Selected from 689 applicants from 44 countries, composer Chris Trapani was awarded the Barlow commission for a new song cycle to be premiered by an elite quartet of sopranos, including UW's own Carrie Shaw. Hear the premiere of this major contribution to American art song, alongside works by living composers from around the world in her program "The Weight of Sweetness: Songs for All the Senses." Shaw is joined onstage by faculty colleagues Bonnie Whiting, percussion; Cristina Valdés, piano; and Andrew Romanick, piano and vocoder.

About Carrie Henneman Shaw, soprano

Carrie Henneman Shaw joined the Voice Program at the University of Washington as an artist in residence in Autumn 2020. As a singer, Carrie engages in a wide variety of musical projects, but she focuses on early and contemporary music.

A sample of her work includes an upcoming solo recording on Naxos Records of early 18th-century French song; creating music for a live-music-for-dance project with James Sewell Ballet; and collaborating on a recording with the band Deerhoof.
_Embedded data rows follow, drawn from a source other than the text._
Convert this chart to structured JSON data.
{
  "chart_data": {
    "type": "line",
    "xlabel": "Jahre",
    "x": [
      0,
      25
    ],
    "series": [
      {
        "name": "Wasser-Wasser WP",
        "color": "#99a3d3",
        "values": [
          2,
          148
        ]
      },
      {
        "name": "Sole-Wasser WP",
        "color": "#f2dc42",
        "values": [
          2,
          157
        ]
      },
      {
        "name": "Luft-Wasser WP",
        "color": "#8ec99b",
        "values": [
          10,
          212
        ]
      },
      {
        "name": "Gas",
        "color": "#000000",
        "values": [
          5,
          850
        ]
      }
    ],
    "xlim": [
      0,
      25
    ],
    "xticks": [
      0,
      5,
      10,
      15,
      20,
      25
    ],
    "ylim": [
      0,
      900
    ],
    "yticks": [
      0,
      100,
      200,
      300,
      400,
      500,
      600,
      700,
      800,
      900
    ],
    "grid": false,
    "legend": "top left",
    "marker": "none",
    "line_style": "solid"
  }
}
Carrie is a two-time winner of a McKnight Fellowship for Performing Musicians, and she is a member of two groups that focus on music by living composers, Ensemble Dal Niente, a mixed chamber collective, and Quince Ensemble, a treble voice quartet.

She appears in numerous recordings ranging from medieval sacred music to a video-game soundtrack, and before coming to the UW, she has been maintaining a full university studio for the six years and participating in educational residencies for composers and performers around the country, including UC-Berkeley, Stanford, New York University, the University of Chicago, and beyond.

http://www.shawsoprano.com/

About Bonnie Whiting, percussion

Bonnie Whiting (she/her) performs, improvises, and composes new music for percussion. Exploring intersections of storytelling and experimental music, her work is often cross-disciplinary, integrating text, music, movement, and technology. Her debut album, featuring a solo-simultaneous realization of John Cage's 45' for a speaker and 27’10.554 for a percussionist was released by Mode Records in 2017, and her second album, Perishable Structures, launched on the New Focus Recordings label in 2020. Whiting is a core member of the Seattle Modern Orchestra and she has performed with the country’s leading new music groups: Ensemble Dal Niente, International Contemporary Ensemble, Talea Ensemble, and red fish blue fish percussion group. Bonnie uses Innovative Percussion sticks and mallets, and she is Chair of Percussion Studies and the Ruth Sutton Waters Associate Professor of Music at the University of Washington.